1.主人公 2.夢ばかり見ていた 3.雨やどり 4.道の途中で 「トーク1:ジョーズ2」 5.女優 6.絵はがき坂 「トーク2:弟と犬」 7.男は大きな河になれ 8.夜想曲(ノクターン) 9.奇跡 10.黄昏迄 11.がんばらんば 12.誓いの言葉

1はリクエスト3位、9は2位、10は1位。ふーーーーん。「黄昏迄」が1位なんだ……。私だったら、「あなたが好きです」か「微熱」、「しあわせについて」「風に立つライオン」「男は大きな河になれ」のどれかかな……。いかにも旧セイヤング世代な古さですが(笑)。

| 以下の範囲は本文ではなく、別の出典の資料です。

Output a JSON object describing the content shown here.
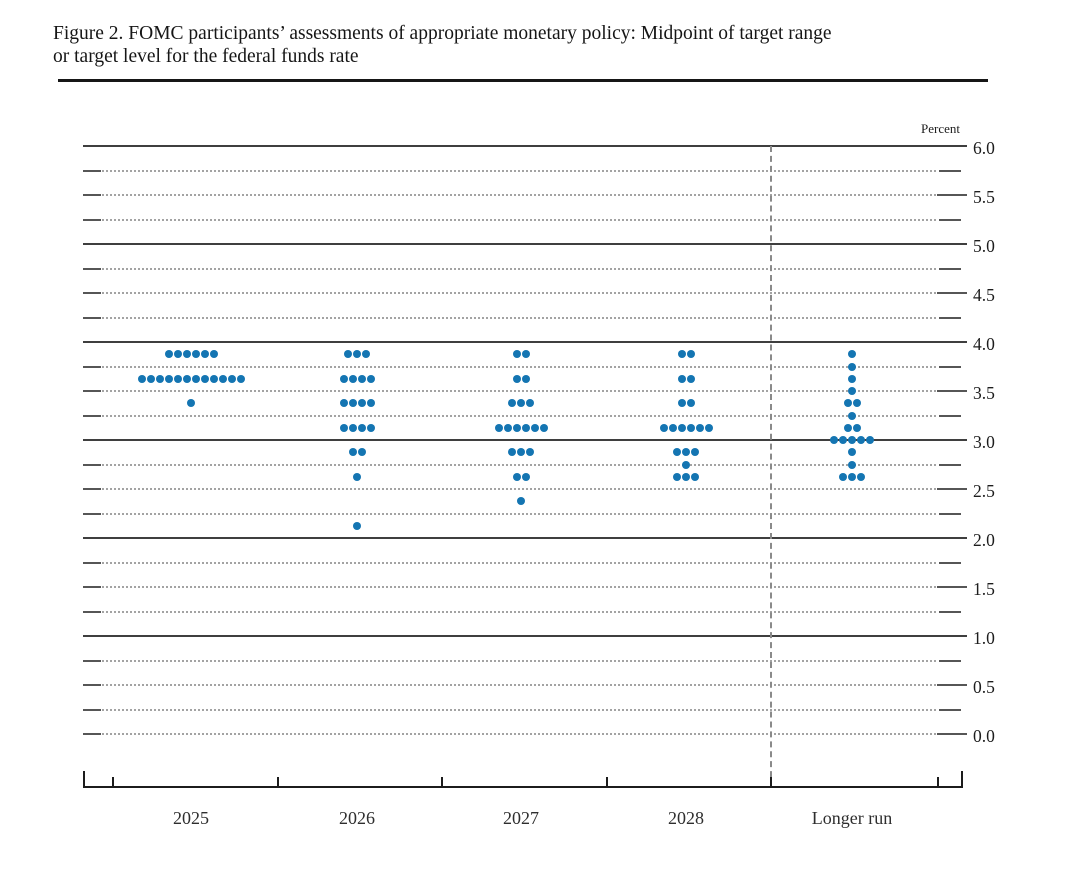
{
  "figure": {
    "title_line1": "Figure 2. FOMC participants’ assessments of appropriate monetary policy: Midpoint of target range",
    "title_line2": "or target level for the federal funds rate"
  },
  "axis": {
    "percent_label": "Percent",
    "y_tick_labels": [
      "6.0",
      "5.5",
      "5.0",
      "4.5",
      "4.0",
      "3.5",
      "3.0",
      "2.5",
      "2.0",
      "1.5",
      "1.0",
      "0.5",
      "0.0"
    ],
    "x_labels": [
      "2025",
      "2026",
      "2027",
      "2028",
      "Longer run"
    ]
  },
  "colors": {
    "dot": "#1475b2",
    "solid_gridline": "#3f3f3f",
    "dotted_gridline": "#a3a3a3",
    "axis_line": "#1c1c1c",
    "dashed_divider": "#8a8a8a"
  },
  "chart_data": {
    "type": "scatter",
    "title": "Figure 2. FOMC participants’ assessments of appropriate monetary policy: Midpoint of target range or target level for the federal funds rate",
    "ylabel": "Percent",
    "ylim": [
      0.0,
      6.0
    ],
    "gridline_step": 0.25,
    "y_label_step": 0.5,
    "solid_gridlines_at": [
      1.0,
      2.0,
      3.0,
      4.0,
      5.0,
      6.0
    ],
    "legend": "none",
    "categories": [
      "2025",
      "2026",
      "2027",
      "2028",
      "Longer run"
    ],
    "participants_per_column": 19,
    "series": [
      {
        "name": "2025",
        "dots": [
          {
            "midpoint": 3.875,
            "count": 6
          },
          {
            "midpoint": 3.625,
            "count": 12
          },
          {
            "midpoint": 3.375,
            "count": 1
          }
        ]
      },
      {
        "name": "2026",
        "dots": [
          {
            "midpoint": 3.875,
            "count": 3
          },
          {
            "midpoint": 3.625,
            "count": 4
          },
          {
            "midpoint": 3.375,
            "count": 4
          },
          {
            "midpoint": 3.125,
            "count": 4
          },
          {
            "midpoint": 2.875,
            "count": 2
          },
          {
            "midpoint": 2.625,
            "count": 1
          },
          {
            "midpoint": 2.125,
            "count": 1
          }
        ]
      },
      {
        "name": "2027",
        "dots": [
          {
            "midpoint": 3.875,
            "count": 2
          },
          {
            "midpoint": 3.625,
            "count": 2
          },
          {
            "midpoint": 3.375,
            "count": 3
          },
          {
            "midpoint": 3.125,
            "count": 6
          },
          {
            "midpoint": 2.875,
            "count": 3
          },
          {
            "midpoint": 2.625,
            "count": 2
          },
          {
            "midpoint": 2.375,
            "count": 1
          }
        ]
      },
      {
        "name": "2028",
        "dots": [
          {
            "midpoint": 3.875,
            "count": 2
          },
          {
            "midpoint": 3.625,
            "count": 2
          },
          {
            "midpoint": 3.375,
            "count": 2
          },
          {
            "midpoint": 3.125,
            "count": 6
          },
          {
            "midpoint": 2.875,
            "count": 3
          },
          {
            "midpoint": 2.75,
            "count": 1
          },
          {
            "midpoint": 2.625,
            "count": 3
          }
        ]
      },
      {
        "name": "Longer run",
        "dots": [
          {
            "midpoint": 3.875,
            "count": 1
          },
          {
            "midpoint": 3.75,
            "count": 1
          },
          {
            "midpoint": 3.625,
            "count": 1
          },
          {
            "midpoint": 3.5,
            "count": 1
          },
          {
            "midpoint": 3.375,
            "count": 2
          },
          {
            "midpoint": 3.25,
            "count": 1
          },
          {
            "midpoint": 3.125,
            "count": 2
          },
          {
            "midpoint": 3.0,
            "count": 5
          },
          {
            "midpoint": 2.875,
            "count": 1
          },
          {
            "midpoint": 2.75,
            "count": 1
          },
          {
            "midpoint": 2.625,
            "count": 3
          }
        ]
      }
    ]
  }
}
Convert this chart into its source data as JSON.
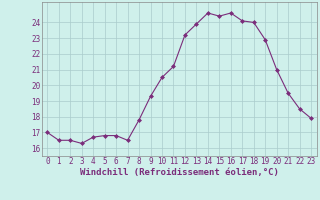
{
  "x": [
    0,
    1,
    2,
    3,
    4,
    5,
    6,
    7,
    8,
    9,
    10,
    11,
    12,
    13,
    14,
    15,
    16,
    17,
    18,
    19,
    20,
    21,
    22,
    23
  ],
  "y": [
    17.0,
    16.5,
    16.5,
    16.3,
    16.7,
    16.8,
    16.8,
    16.5,
    17.8,
    19.3,
    20.5,
    21.2,
    23.2,
    23.9,
    24.6,
    24.4,
    24.6,
    24.1,
    24.0,
    22.9,
    21.0,
    19.5,
    18.5,
    17.9
  ],
  "line_color": "#7b2d7b",
  "marker": "D",
  "marker_size": 2,
  "bg_color": "#cff0eb",
  "grid_color": "#aacccc",
  "xlabel": "Windchill (Refroidissement éolien,°C)",
  "xlabel_color": "#7b2d7b",
  "ylabel_ticks": [
    16,
    17,
    18,
    19,
    20,
    21,
    22,
    23,
    24
  ],
  "xlim": [
    -0.5,
    23.5
  ],
  "ylim": [
    15.5,
    25.3
  ],
  "xtick_labels": [
    "0",
    "1",
    "2",
    "3",
    "4",
    "5",
    "6",
    "7",
    "8",
    "9",
    "10",
    "11",
    "12",
    "13",
    "14",
    "15",
    "16",
    "17",
    "18",
    "19",
    "20",
    "21",
    "22",
    "23"
  ],
  "tick_color": "#7b2d7b",
  "tick_fontsize": 5.5,
  "xlabel_fontsize": 6.5
}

それにしてもまっさん、さすがに声は少しは年取ったけど、やっぱり声出ますねえ。しかも前後と間にあれだけ喋ってるし。久しぶりにフルサイズのトークを聞いてて気がついたけど、よく考えたら、私の話って、展開のしかたとかセリフの入れ方とかまとめ方とか、基本はまっさんだわ……。京都SFフェスティバルの企画の司会とか、自分で歌った時のMCとかも、やっぱり基本はまっさんだ。恐るべしまっさん。その他、いろいろと自分の原点めいたものを確認する。10代の頃に何に接したかって、人生においては非常に重要なもんですねえ。で、曲も行き当たりばったり(笑)の選曲とは思えないなかなかいい構成で、しみじみして帰ってきたわけですが、しみじみしてても湿っぽくならない、嫌味がないところがいいですね。昨今の「泣ける系」とはやはり一線を画するのでは。さすがですなあ。